How to Calculate Gauge Pressure for Water Exiting a Tapered Pipe?
To find the gauge pressure required for water to emerge from the small end of a tapered pipe with a speed of 12 m/s when the small end is elevated 8 m above the large end of the pipe, we can use Bernoulli's equation. This equation relates the pressure, velocity, and elevation of an incompressible fluid and is stated as:
P + (1/2)ρv^2 + ρgh = constant
Where:
P is the pressure within the fluid,
ρ (rho) is the density of the fluid,
v is the velocity of the fluid,
g is the acceleration due to gravity, and
h is the elevation above a reference point.

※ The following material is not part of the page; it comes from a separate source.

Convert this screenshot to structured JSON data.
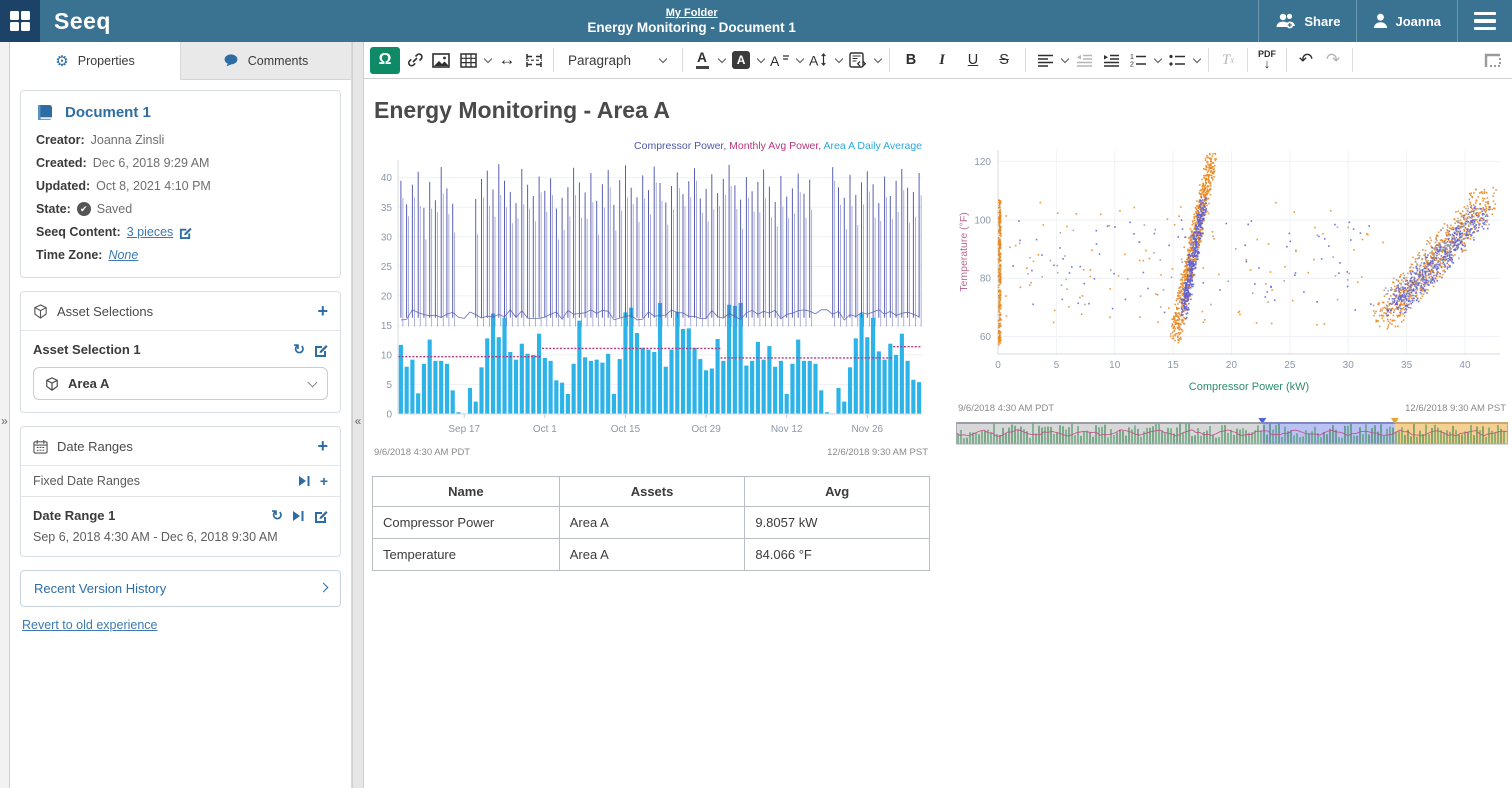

At the large end, assuming the water is essentially static (v = 0), the equation becomes:
P_large + ρgH = constant
At the small end, where the water is moving at 12 m/s, and the end is 8 meters above the large end, the equation is:
P_small + (1/2)ρv^2 + ρgh = constant
To find the gauge pressure, we subtract the pressure at the large end from the pressure at the small end:
Gauge Pressure = P_small - P_large = (1/2)ρv^2 + ρgh
Substituting ρ (the density of water) as 1000 kg/m^3, g (gravity) as 9.81 m/s^2, v as 12 m/s, and h as 8 m, we get:
Gauge Pressure = (1/2) (1000 kg/m^3)(12 m/s)^2 + (1000 kg/m^3)(9.81 m/s^2)(8 m)
This calculation will give us the needed gauge pressure to achieve the specified conditions.